Seal of the Serbian Learned Society

Serbian Learned Society (1864-1892)

The work of the Society of Serbian Letters was temporarily discontinued on January 27, 1864, only to resume already in late July of the same year, when the institution was renamed Serbian Learned Society (SLS). Every member of the former society was entitled to remain in his membership category, albeit full members had the option to notify the minister within a month which section they wanted to work in. If they failed to notify him, they would be classified as honorary members. According to the records, 35 out of a total of 66 members of the Serbian Society of Letters at the time of the suspension of work notified the minister.

The Serbian Learned Society was divided into four sections: 1. moral, linguistic and literary sciences; 2. natural and mathematical sciences; 3. historical and state-related sciences; and 4. skills, which referred to art. A section could not have fewer than five or more than twenty members.

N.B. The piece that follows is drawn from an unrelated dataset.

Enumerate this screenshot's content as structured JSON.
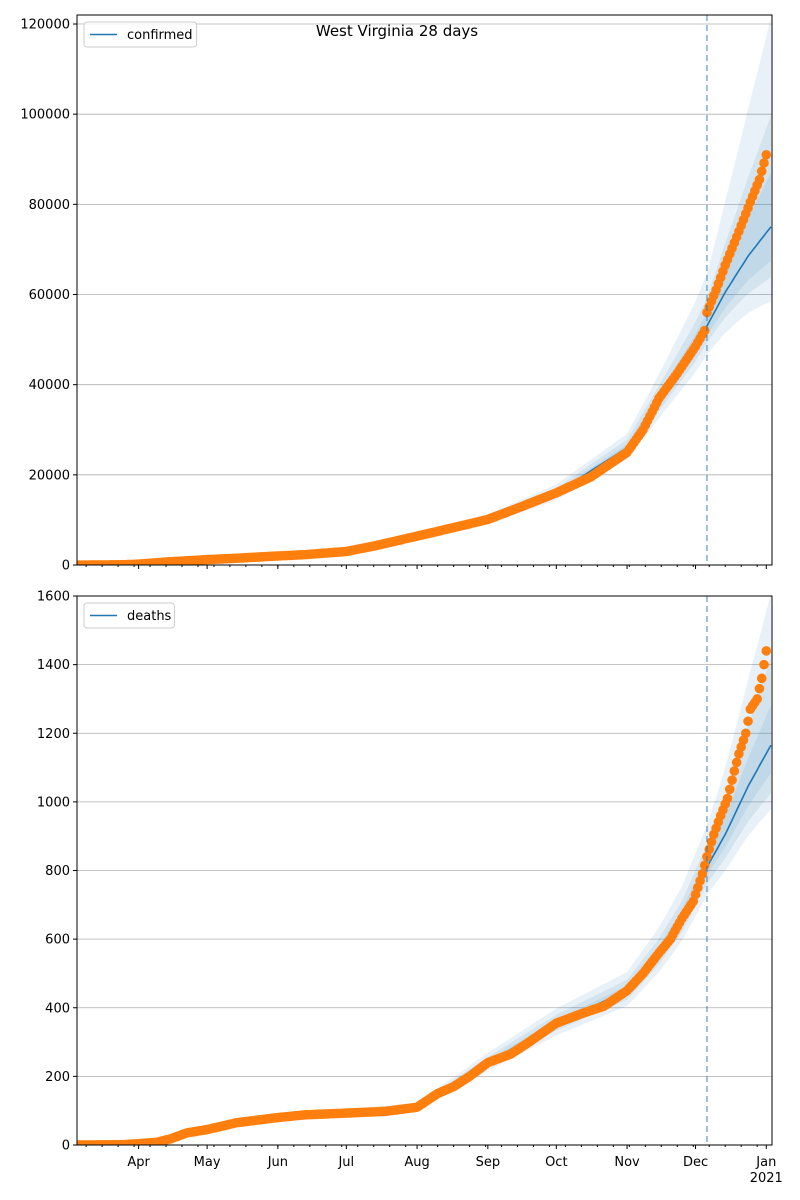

The journal of the Society of Serbian Letters retained the name Glasnik, with volume numeration clearly indicating that it continued where the former journal stopped. The last volume of Glasnik Srpskog učenog društva was number 75. However, the Society’s total publication output was larger, as 15 special edition books need to be added to it. A substantial number of historical and geographical treatises were published, along with works describing antiquities and sites, and there were also natural science treatises, which were not translations or popular works, but rather resulted from observations and experiments, that is from attempts to solve specific problems.

The key events in the history of Serbia in the latter part of the nineteenth century influenced the development of the SLS, reviving some of the earlier disputes and divisions and changing the general social and economic conditions. Since the Society came into conflict with the Ministry of Education, its work was suspended, and the Royal Academy was established regardless of the SLS by a small number of the latter’s members.